Studenti contro scuola: proteste e contestazioni infiammano il mondo dell’istruzione.
Studenti contro Valditara: “Guerra” alla scuola e al Governo?
Il clima scolastico si surriscalda prima ancora del suono della prima campanella. Collettivi studenteschi romani e torinesi, tra cui il Terenzio Mamiani e il Kollettivo Studentesco Autonomo (KSA), alzano la voce contro le politiche scolastiche del governo e del Ministro dell’Istruzione e del Merito, Giuseppe Valditara. La data cerchiata in rosso sul calendario è il 6 settembre, giorno designato per l’inizio delle “ostilità”.
L’annuncio è perentorio: “Organizzarci nelle scuole e costruire dimensioni organizzate studentesche di massa che dichiarino guerra a chi la guerra vuole portare”. Un linguaggio forte che preannuncia un autunno caldo per il mondo dell’istruzione. Ma quali sono i motivi di questa mobilitazione studentesca?
Le ragioni della protesta: dal 4+2 al voto in condotta
Al centro delle contestazioni vi sono diverse misure promosse dall’attuale governo. Gli studenti puntano il dito contro le linee guida sui programmi didattici, l’introduzione del modello 4+2 per gli istituti tecnico-professionali, il ritorno del voto in condotta e della bocciatura per insufficienze gravi, le ventilate modifiche all’esame di stato e, più in generale, tutti i divieti percepiti come limitativi della libertà studentesca.

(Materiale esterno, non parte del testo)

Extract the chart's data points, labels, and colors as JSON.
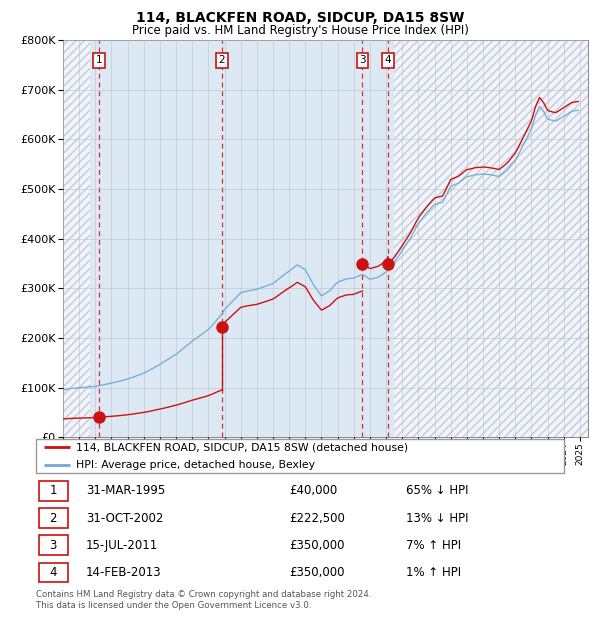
{
  "title": "114, BLACKFEN ROAD, SIDCUP, DA15 8SW",
  "subtitle": "Price paid vs. HM Land Registry's House Price Index (HPI)",
  "footer": "Contains HM Land Registry data © Crown copyright and database right 2024.\nThis data is licensed under the Open Government Licence v3.0.",
  "legend_line1": "114, BLACKFEN ROAD, SIDCUP, DA15 8SW (detached house)",
  "legend_line2": "HPI: Average price, detached house, Bexley",
  "sale_times": [
    1995.25,
    2002.83,
    2011.54,
    2013.12
  ],
  "sale_prices": [
    40000,
    222500,
    350000,
    350000
  ],
  "table_rows": [
    [
      "1",
      "31-MAR-1995",
      "£40,000",
      "65% ↓ HPI"
    ],
    [
      "2",
      "31-OCT-2002",
      "£222,500",
      "13% ↓ HPI"
    ],
    [
      "3",
      "15-JUL-2011",
      "£350,000",
      "7% ↑ HPI"
    ],
    [
      "4",
      "14-FEB-2013",
      "£350,000",
      "1% ↑ HPI"
    ]
  ],
  "hpi_color": "#6fa8d4",
  "price_color": "#cc1111",
  "dot_color": "#cc1111",
  "vline_color": "#cc1111",
  "bg_blue": "#dce9f5",
  "bg_hatch_color": "#c8c8d8",
  "grid_color": "#bbbbbb",
  "ylim": [
    0,
    800000
  ],
  "xlim_start": 1993.0,
  "xlim_end": 2025.5,
  "yticks": [
    0,
    100000,
    200000,
    300000,
    400000,
    500000,
    600000,
    700000,
    800000
  ],
  "hpi_anchors": [
    [
      1993.0,
      95000
    ],
    [
      1994.0,
      100000
    ],
    [
      1995.0,
      103000
    ],
    [
      1995.25,
      105000
    ],
    [
      1996.0,
      110000
    ],
    [
      1997.0,
      118000
    ],
    [
      1998.0,
      130000
    ],
    [
      1999.0,
      148000
    ],
    [
      2000.0,
      168000
    ],
    [
      2001.0,
      195000
    ],
    [
      2002.0,
      218000
    ],
    [
      2002.83,
      248000
    ],
    [
      2003.0,
      258000
    ],
    [
      2004.0,
      292000
    ],
    [
      2005.0,
      298000
    ],
    [
      2006.0,
      310000
    ],
    [
      2007.0,
      335000
    ],
    [
      2007.5,
      348000
    ],
    [
      2008.0,
      338000
    ],
    [
      2008.5,
      308000
    ],
    [
      2009.0,
      285000
    ],
    [
      2009.5,
      295000
    ],
    [
      2010.0,
      312000
    ],
    [
      2010.5,
      318000
    ],
    [
      2011.0,
      320000
    ],
    [
      2011.54,
      328000
    ],
    [
      2012.0,
      318000
    ],
    [
      2012.5,
      322000
    ],
    [
      2013.0,
      332000
    ],
    [
      2013.12,
      340000
    ],
    [
      2013.5,
      352000
    ],
    [
      2014.0,
      375000
    ],
    [
      2014.5,
      400000
    ],
    [
      2015.0,
      430000
    ],
    [
      2015.5,
      450000
    ],
    [
      2016.0,
      468000
    ],
    [
      2016.5,
      472000
    ],
    [
      2017.0,
      505000
    ],
    [
      2017.5,
      512000
    ],
    [
      2018.0,
      525000
    ],
    [
      2018.5,
      528000
    ],
    [
      2019.0,
      530000
    ],
    [
      2019.5,
      528000
    ],
    [
      2020.0,
      525000
    ],
    [
      2020.5,
      538000
    ],
    [
      2021.0,
      558000
    ],
    [
      2021.5,
      590000
    ],
    [
      2022.0,
      622000
    ],
    [
      2022.25,
      650000
    ],
    [
      2022.5,
      668000
    ],
    [
      2022.75,
      658000
    ],
    [
      2023.0,
      642000
    ],
    [
      2023.5,
      638000
    ],
    [
      2024.0,
      648000
    ],
    [
      2024.5,
      658000
    ],
    [
      2024.9,
      660000
    ]
  ]
}
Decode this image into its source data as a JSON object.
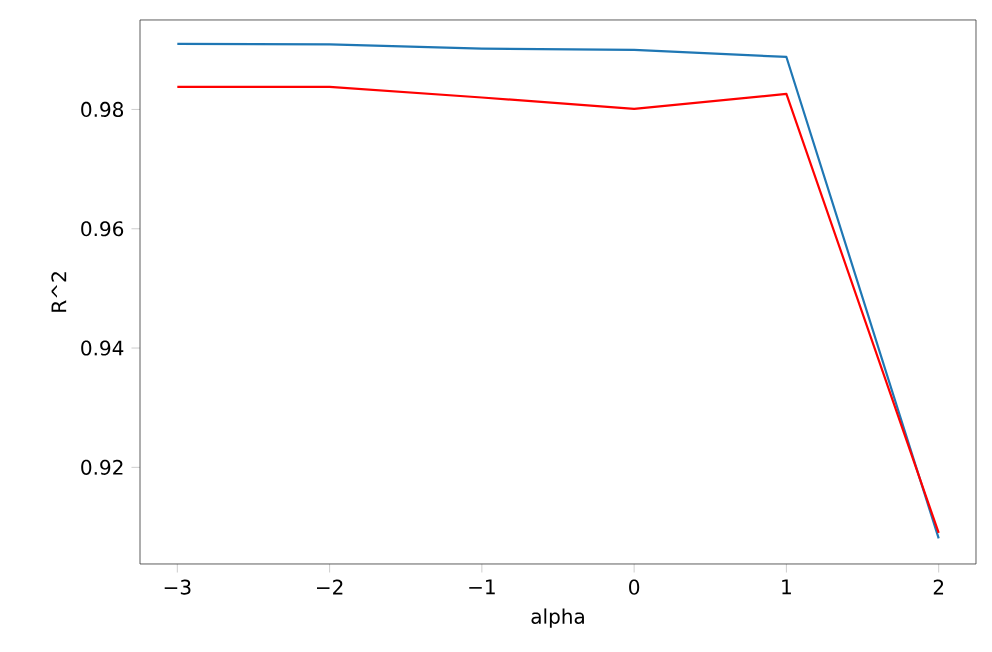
{
  "chart_data": {
    "type": "line",
    "xlabel": "alpha",
    "ylabel": "R^2",
    "x": [
      -3,
      -2,
      -1,
      0,
      1,
      2
    ],
    "series": [
      {
        "color": "#1f77b4",
        "values": [
          0.991,
          0.9909,
          0.9902,
          0.99,
          0.9888,
          0.9081
        ]
      },
      {
        "color": "#ff0000",
        "values": [
          0.9838,
          0.9838,
          0.982,
          0.9801,
          0.9826,
          0.909
        ]
      }
    ],
    "xlim": [
      -3.245,
      2.245
    ],
    "ylim": [
      0.9038,
      0.995
    ],
    "xticks": [
      {
        "value": -3,
        "label": "−3"
      },
      {
        "value": -2,
        "label": "−2"
      },
      {
        "value": -1,
        "label": "−1"
      },
      0,
      1,
      2
    ],
    "yticks": [
      0.92,
      0.94,
      0.96,
      0.98
    ],
    "marker": "none",
    "line_style": "solid"
  }
}
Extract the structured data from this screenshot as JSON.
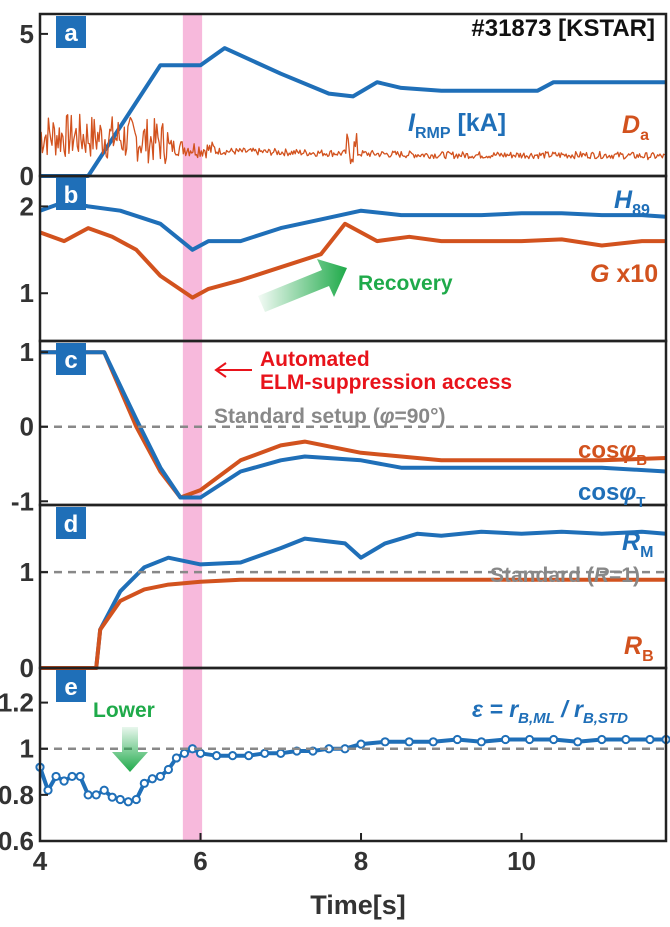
{
  "chart_data": {
    "type": "line",
    "title": "#31873 [KSTAR]",
    "xlabel": "Time[s]",
    "xlim": [
      4,
      11.8
    ],
    "xticks": [
      "4",
      "6",
      "8",
      "10"
    ],
    "highlight": {
      "x0": 5.78,
      "x1": 6.02,
      "color": "#f7b9dc"
    },
    "colors": {
      "blue": "#1f6fb8",
      "orange": "#d2521e",
      "green": "#1faa4a",
      "red": "#e8131b",
      "gray": "#888888"
    },
    "panels": [
      {
        "id": "a",
        "ylim": [
          0,
          5.7
        ],
        "yticks": [
          "0",
          "5"
        ],
        "series": [
          {
            "name": "I_RMP [kA]",
            "label_main": "I",
            "label_sub": "RMP",
            "label_suffix": " [kA]",
            "color": "blue",
            "x": [
              4.0,
              4.6,
              5.5,
              5.8,
              6.0,
              6.3,
              7.0,
              7.6,
              7.9,
              8.2,
              8.5,
              9.0,
              9.5,
              10.0,
              10.2,
              10.4,
              10.8,
              11.2,
              11.8
            ],
            "y": [
              0,
              0,
              3.9,
              3.9,
              3.9,
              4.5,
              3.6,
              2.9,
              2.8,
              3.3,
              3.1,
              3.0,
              3.0,
              3.0,
              3.0,
              3.3,
              3.3,
              3.3,
              3.3
            ]
          },
          {
            "name": "D_a",
            "label_main": "D",
            "label_sub": "a",
            "color": "orange",
            "x": [
              4.0,
              5.0,
              6.0,
              7.0,
              8.0,
              9.0,
              10.0,
              11.0,
              11.8
            ],
            "y": [
              1.2,
              1.1,
              0.85,
              0.8,
              0.75,
              0.7,
              0.7,
              0.7,
              0.65
            ]
          }
        ]
      },
      {
        "id": "b",
        "ylim": [
          0.45,
          2.35
        ],
        "yticks": [
          "1",
          "2"
        ],
        "series": [
          {
            "name": "H_89",
            "label_main": "H",
            "label_sub": "89",
            "color": "blue",
            "x": [
              4.0,
              4.3,
              4.6,
              5.0,
              5.5,
              5.9,
              6.1,
              6.5,
              7.0,
              7.5,
              8.0,
              8.5,
              9.0,
              9.5,
              10.0,
              10.5,
              11.0,
              11.5,
              11.8
            ],
            "y": [
              1.95,
              2.05,
              2.0,
              1.95,
              1.8,
              1.5,
              1.6,
              1.6,
              1.75,
              1.85,
              1.95,
              1.9,
              1.9,
              1.9,
              1.92,
              1.92,
              1.9,
              1.9,
              1.88
            ]
          },
          {
            "name": "G x10",
            "label_main": "G",
            "label_suffix": " x10",
            "color": "orange",
            "x": [
              4.0,
              4.3,
              4.6,
              4.9,
              5.2,
              5.5,
              5.9,
              6.1,
              6.5,
              7.0,
              7.5,
              7.8,
              8.2,
              8.6,
              9.0,
              9.5,
              10.0,
              10.5,
              11.0,
              11.5,
              11.8
            ],
            "y": [
              1.7,
              1.6,
              1.75,
              1.65,
              1.5,
              1.2,
              0.95,
              1.05,
              1.15,
              1.3,
              1.45,
              1.8,
              1.6,
              1.65,
              1.6,
              1.6,
              1.6,
              1.62,
              1.55,
              1.6,
              1.6
            ]
          }
        ],
        "annotations": {
          "recovery": "Recovery"
        }
      },
      {
        "id": "c",
        "ylim": [
          -1.05,
          1.15
        ],
        "yticks": [
          "1",
          "0",
          "-1"
        ],
        "reference": {
          "y": 0,
          "label_pre": "Standard setup (",
          "label_phi": "φ",
          "label_post": "=90°)"
        },
        "series": [
          {
            "name": "cosφ_B",
            "label_main": "cos",
            "label_phi": "φ",
            "label_sub": "B",
            "color": "orange",
            "x": [
              4.0,
              4.8,
              5.2,
              5.5,
              5.75,
              6.0,
              6.5,
              7.0,
              7.3,
              8.0,
              8.5,
              9.0,
              10.0,
              11.0,
              11.8
            ],
            "y": [
              1.0,
              1.0,
              0.0,
              -0.6,
              -0.95,
              -0.85,
              -0.45,
              -0.25,
              -0.2,
              -0.35,
              -0.4,
              -0.45,
              -0.45,
              -0.45,
              -0.42
            ]
          },
          {
            "name": "cosφ_T",
            "label_main": "cos",
            "label_phi": "φ",
            "label_sub": "T",
            "color": "blue",
            "x": [
              4.0,
              4.8,
              5.2,
              5.5,
              5.75,
              6.0,
              6.5,
              7.0,
              7.3,
              8.0,
              8.5,
              9.0,
              10.0,
              11.0,
              11.8
            ],
            "y": [
              1.0,
              1.0,
              0.1,
              -0.55,
              -0.95,
              -0.95,
              -0.6,
              -0.45,
              -0.4,
              -0.45,
              -0.55,
              -0.55,
              -0.55,
              -0.55,
              -0.6
            ]
          }
        ],
        "annotations": {
          "automated_line1": "Automated",
          "automated_line2": "ELM-suppression access"
        }
      },
      {
        "id": "d",
        "ylim": [
          0,
          1.7
        ],
        "yticks": [
          "1",
          "0"
        ],
        "reference": {
          "y": 1,
          "label_pre": "Standard (",
          "label_R": "R",
          "label_post": "=1)"
        },
        "series": [
          {
            "name": "R_M",
            "label_main": "R",
            "label_sub": "M",
            "color": "blue",
            "x": [
              4.0,
              4.7,
              4.75,
              5.0,
              5.3,
              5.6,
              6.0,
              6.5,
              7.0,
              7.3,
              7.8,
              8.0,
              8.3,
              8.7,
              9.0,
              9.5,
              10.0,
              10.5,
              11.0,
              11.5,
              11.8
            ],
            "y": [
              0,
              0,
              0.4,
              0.8,
              1.05,
              1.15,
              1.08,
              1.1,
              1.25,
              1.35,
              1.3,
              1.15,
              1.3,
              1.4,
              1.38,
              1.42,
              1.4,
              1.42,
              1.4,
              1.42,
              1.4
            ]
          },
          {
            "name": "R_B",
            "label_main": "R",
            "label_sub": "B",
            "color": "orange",
            "x": [
              4.0,
              4.7,
              4.75,
              5.0,
              5.3,
              5.6,
              6.0,
              6.5,
              7.0,
              8.0,
              9.0,
              10.0,
              11.0,
              11.8
            ],
            "y": [
              0,
              0,
              0.4,
              0.7,
              0.82,
              0.87,
              0.9,
              0.92,
              0.92,
              0.92,
              0.92,
              0.92,
              0.92,
              0.92
            ]
          }
        ]
      },
      {
        "id": "e",
        "ylim": [
          0.6,
          1.35
        ],
        "yticks": [
          "1.2",
          "1",
          "0.8",
          "0.6"
        ],
        "reference": {
          "y": 1
        },
        "series": [
          {
            "name": "ε = r_B,ML / r_B,STD",
            "label_main": "ε = r",
            "label_sub1": "B,ML",
            "label_mid": " / r",
            "label_sub2": "B,STD",
            "color": "blue",
            "x": [
              4.0,
              4.1,
              4.2,
              4.3,
              4.4,
              4.5,
              4.6,
              4.7,
              4.8,
              4.9,
              5.0,
              5.1,
              5.2,
              5.3,
              5.4,
              5.5,
              5.6,
              5.7,
              5.8,
              5.9,
              6.0,
              6.2,
              6.4,
              6.6,
              6.8,
              7.0,
              7.2,
              7.4,
              7.6,
              7.8,
              8.0,
              8.3,
              8.6,
              8.9,
              9.2,
              9.5,
              9.8,
              10.1,
              10.4,
              10.7,
              11.0,
              11.3,
              11.6,
              11.8
            ],
            "y": [
              0.92,
              0.82,
              0.88,
              0.86,
              0.88,
              0.88,
              0.8,
              0.8,
              0.82,
              0.79,
              0.78,
              0.77,
              0.78,
              0.85,
              0.87,
              0.88,
              0.91,
              0.96,
              0.98,
              1.0,
              0.98,
              0.97,
              0.97,
              0.97,
              0.98,
              0.98,
              0.99,
              0.99,
              1.0,
              1.0,
              1.02,
              1.03,
              1.03,
              1.03,
              1.04,
              1.03,
              1.04,
              1.04,
              1.04,
              1.03,
              1.04,
              1.04,
              1.04,
              1.04
            ]
          }
        ],
        "annotations": {
          "lower": "Lower"
        }
      }
    ]
  }
}
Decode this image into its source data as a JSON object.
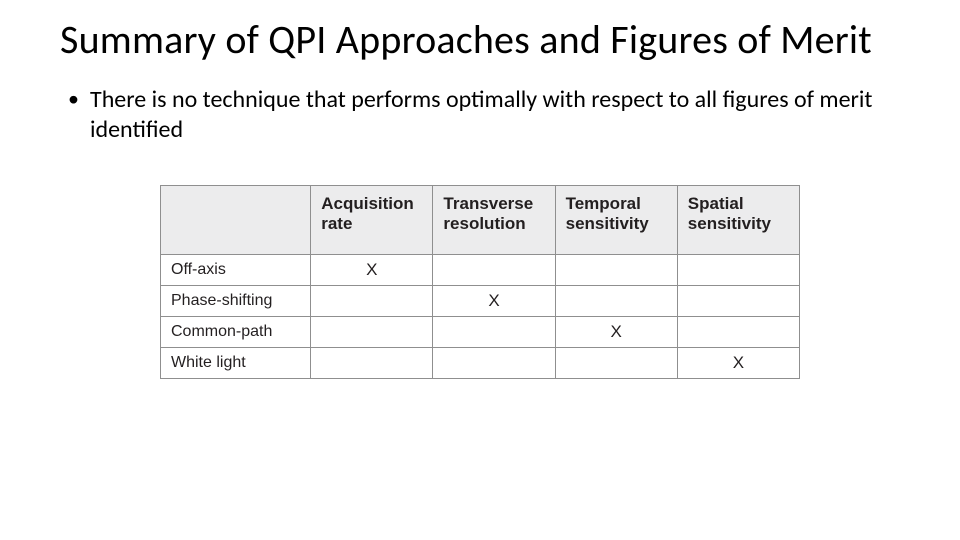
{
  "title": "Summary of QPI Approaches and Figures of Merit",
  "bullet": "There is no technique that performs optimally with respect to all figures of merit identified",
  "table": {
    "type": "table",
    "header_bg": "#ececed",
    "body_bg": "#ffffff",
    "border_color": "#8f8f8f",
    "header_text_color": "#231f20",
    "body_text_color": "#231f20",
    "header_fontsize_pt": 13,
    "row_fontsize_pt": 12,
    "mark_char": "X",
    "columns": [
      "Acquisition rate",
      "Transverse resolution",
      "Temporal sensitivity",
      "Spatial sensitivity"
    ],
    "rows": [
      {
        "label": "Off-axis",
        "marks": [
          true,
          false,
          false,
          false
        ]
      },
      {
        "label": "Phase-shifting",
        "marks": [
          false,
          true,
          false,
          false
        ]
      },
      {
        "label": "Common-path",
        "marks": [
          false,
          false,
          true,
          false
        ]
      },
      {
        "label": "White light",
        "marks": [
          false,
          false,
          false,
          true
        ]
      }
    ]
  }
}
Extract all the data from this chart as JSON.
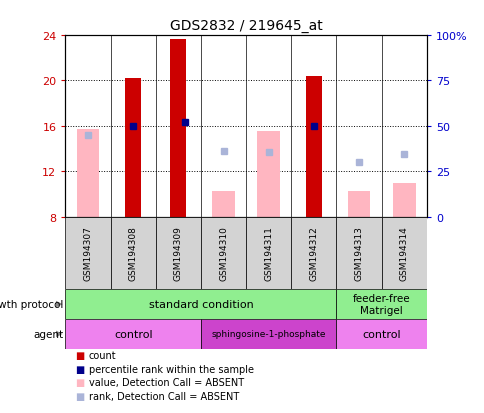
{
  "title": "GDS2832 / 219645_at",
  "samples": [
    "GSM194307",
    "GSM194308",
    "GSM194309",
    "GSM194310",
    "GSM194311",
    "GSM194312",
    "GSM194313",
    "GSM194314"
  ],
  "ylim_left": [
    8,
    24
  ],
  "ylim_right": [
    0,
    100
  ],
  "yticks_left": [
    8,
    12,
    16,
    20,
    24
  ],
  "yticks_right": [
    0,
    25,
    50,
    75,
    100
  ],
  "ytick_labels_right": [
    "0",
    "25",
    "50",
    "75",
    "100%"
  ],
  "red_bars": [
    null,
    20.2,
    23.6,
    null,
    null,
    20.4,
    null,
    null
  ],
  "pink_bars_top": [
    15.7,
    null,
    null,
    10.3,
    15.5,
    null,
    10.3,
    11.0
  ],
  "blue_squares_y": [
    null,
    16.0,
    16.3,
    null,
    null,
    16.0,
    null,
    null
  ],
  "blue_squares_x_offset": [
    0,
    0,
    0.15,
    0,
    0,
    0,
    0,
    0
  ],
  "light_blue_squares_y": [
    15.2,
    null,
    null,
    13.8,
    13.7,
    null,
    12.8,
    13.5
  ],
  "bar_color": "#cc0000",
  "pink_color": "#ffb6c1",
  "blue_sq_color": "#00008b",
  "light_blue_color": "#aab4d8",
  "bg_color": "#ffffff",
  "left_tick_color": "#cc0000",
  "right_tick_color": "#0000cc",
  "gp_groups": [
    {
      "label": "standard condition",
      "cols": [
        0,
        1,
        2,
        3,
        4,
        5
      ],
      "color": "#90ee90"
    },
    {
      "label": "feeder-free\nMatrigel",
      "cols": [
        6,
        7
      ],
      "color": "#90ee90"
    }
  ],
  "ag_groups": [
    {
      "label": "control",
      "cols": [
        0,
        1,
        2
      ],
      "color": "#ee82ee"
    },
    {
      "label": "sphingosine-1-phosphate",
      "cols": [
        3,
        4,
        5
      ],
      "color": "#cc44cc"
    },
    {
      "label": "control",
      "cols": [
        6,
        7
      ],
      "color": "#ee82ee"
    }
  ],
  "legend_items": [
    {
      "color": "#cc0000",
      "label": "count"
    },
    {
      "color": "#00008b",
      "label": "percentile rank within the sample"
    },
    {
      "color": "#ffb6c1",
      "label": "value, Detection Call = ABSENT"
    },
    {
      "color": "#aab4d8",
      "label": "rank, Detection Call = ABSENT"
    }
  ]
}
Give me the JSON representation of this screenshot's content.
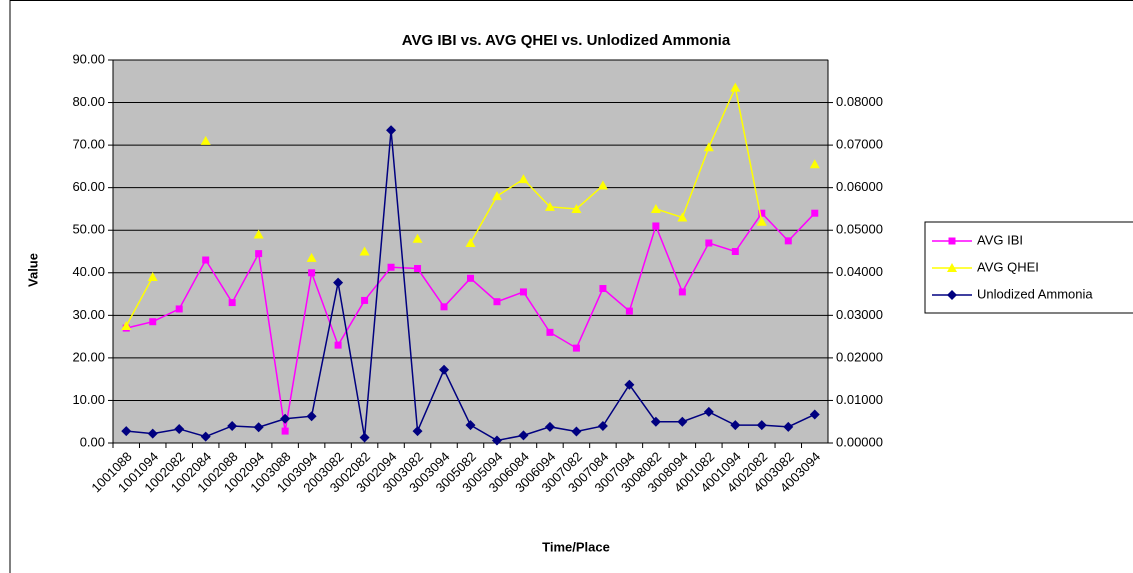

Secondo i collettivi, queste iniziative rappresentano un’involuzione del sistema scolastico, orientato verso una “riconversione bellica” della società. “L’Occidente è in rotta di collisione e la nostra classe dirigente cerca una scappatoia per riuscire a tenere strette le redini dell’Impero. Come? Attraverso la riconversione bellica” affermano, sostenendo che la scuola italiana stia diventando una “fabbrica di capacità umana povera e settorializzata”.